A atividade poluidora é analisada indagando-se se o dano causado em razão dela, para se concluir que o risco que lhe é inerente, é suficiente para estabelecer o dever de reparar o prejuízo. Assim, basta que se demonstre a existência do dano, para cujo desenlace danoso o risco da atividade influenciou decisivamente.

 A determinação do nexo causal em matéria ambiental é muito difícil, tendo em vista a complexidade dos fatores poluentes, os quais permanecem camuflados pelo anonimato, pela multiplicidade de causas, de fontes, de comportamentos, seja por sua tardia consumação, seja pelas dificuldades técnicas e financeiras de sua aferição, seja, enfim, pela longa distância entre a fonte emissora e o resultado lesivo.

No entender de Ada Pellegrini Grinover, Sérgio Ferraz, Francisco José Marques Sampaio: ”Daí que, sem abdicar do liame da causalidade, não surpreenderá que o caminho a prosseguir conduza e justifique a instituição legal de um sistema assentado na inversão do ônus da prova, à semelhança do que já ocorre entre nós, em tema de relação de consumo.

Segundo José Rubens Morato Leite a inversão do ônus probandi em casos de danos ambientais é bastante apropriado, pois se transfere ao demandado a necessidade de provar que sua atividade não tem nenhuma ligação com o evento poluidor, favorecendo a coletividade, considerando que o bem ambiental pertence a todos. Defende ainda a adoção de presunção de dano, mediante prévia autorização legal ou por decisão judicial fundada na livre convicção do juiz, com base indícios suficientes como autorizado pelo artigo 335 do Código de Processo Civil, sempre que a prova de determinado fato seja particularmente difícil realização ou inviável.

12 CONSEQUÊNCIAS DA OBJETIVAÇÃO DA RESPONSABILIDADE CIVIL FUNDADA NA TEORIA DO RISCO INTEGRAL

A adoção da teoria do risco integral, da qual decorre a responsabilidade objetiva, traz como conseqüências principais para que haja o dever de indenizar: a) a prescindibilidade de investigação da culpa; b) a irrelevância da licitude da atividade; c) a inaplicação das causas de exclusão da responsabilidade civil.

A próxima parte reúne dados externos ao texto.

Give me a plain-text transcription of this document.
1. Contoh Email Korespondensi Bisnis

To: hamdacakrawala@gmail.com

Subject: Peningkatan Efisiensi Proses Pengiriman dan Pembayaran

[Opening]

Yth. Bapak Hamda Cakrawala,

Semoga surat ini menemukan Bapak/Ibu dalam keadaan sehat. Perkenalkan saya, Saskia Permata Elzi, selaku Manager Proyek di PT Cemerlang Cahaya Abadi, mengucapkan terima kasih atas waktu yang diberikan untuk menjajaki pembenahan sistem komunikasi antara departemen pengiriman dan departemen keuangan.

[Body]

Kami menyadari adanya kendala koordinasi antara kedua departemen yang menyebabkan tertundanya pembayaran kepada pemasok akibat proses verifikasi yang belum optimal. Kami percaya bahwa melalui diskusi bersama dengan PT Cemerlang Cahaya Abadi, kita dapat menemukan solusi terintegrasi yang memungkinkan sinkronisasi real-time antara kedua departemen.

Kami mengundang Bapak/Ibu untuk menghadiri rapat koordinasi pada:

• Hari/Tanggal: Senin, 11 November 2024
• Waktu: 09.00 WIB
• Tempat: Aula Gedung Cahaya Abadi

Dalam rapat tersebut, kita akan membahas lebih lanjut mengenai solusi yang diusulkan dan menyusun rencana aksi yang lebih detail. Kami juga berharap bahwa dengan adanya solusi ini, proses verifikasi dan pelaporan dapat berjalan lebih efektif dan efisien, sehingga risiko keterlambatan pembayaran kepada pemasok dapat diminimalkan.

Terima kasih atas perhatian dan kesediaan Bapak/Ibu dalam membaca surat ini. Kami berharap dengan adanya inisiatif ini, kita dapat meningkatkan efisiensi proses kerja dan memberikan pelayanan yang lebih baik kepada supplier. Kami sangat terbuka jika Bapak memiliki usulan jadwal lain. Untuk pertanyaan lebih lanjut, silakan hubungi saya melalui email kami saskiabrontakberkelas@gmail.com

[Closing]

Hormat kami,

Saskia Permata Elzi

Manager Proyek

A obrigação de investigação e de indenizar emerge da simples ocorrência de um resultado prejudicial ao homem e ao meio ambiente, sem qualquer aplicação subjetiva da contribuição da conduta do poluidor para a produção do dano. 

 Uma segunda consequência da adoção da responsabilidade civil objetiva sob a modalidade de risco integral consiste na irrelevância da licitude da atividade. A intenção do legislador atendeu às aspirações da coletividade, porquanto não raras vezes em que o poluidor se defendia, alegando ser lícita a sua conduta, uma vez que estava dentro dos padrões traçados pela autoridade administrativa e, ainda, que possuía uma autorização ou uma licença para exercer aquela atividade.

Muito embora isso não fosse causa excludente de sua responsabilidade, os permissivos administrativos já colocavam dúvidas na consciência do julgador, o que acabava redundando em ausência de indenização por parte do poluidor. Ocorre que não tem o Poder Público o direito de consentir na agressão á saúde da população, através do poder de controle exercido pelos seus órgãos.

A outorga de autorização de licença ou permissão pelo Poder Público, ainda que acorde com a legislação vigente, apenas trará para este, solidariamente, a obrigação de indenizar. A licitude da atividade não é excludente, em hipótese alguma, da responsabilidade civil.

A terceira conseqüência diz respeito à inaplicabilidade do caso fortuito, da força maior e do fato de terceiro como exonerativas, e com a impossibilidade de invocação de cláusula de não-indenizar.

O dever de indenizar independe da análise da subjetividade do agente, fundamentada somente pelo fato de existir a atividade da qual adveio o prejuízo. O motivo de força maior é aquele que decorre da natureza e seus elementos, superiores às forças humanas (por exemplo: tempestades, tornados, rompimento de barragem...), enquanto o caso fortuito diz respeito a uma obra do acaso (por exemplo: quebra de uma peça da turbina, explosão de um reator nuclear...).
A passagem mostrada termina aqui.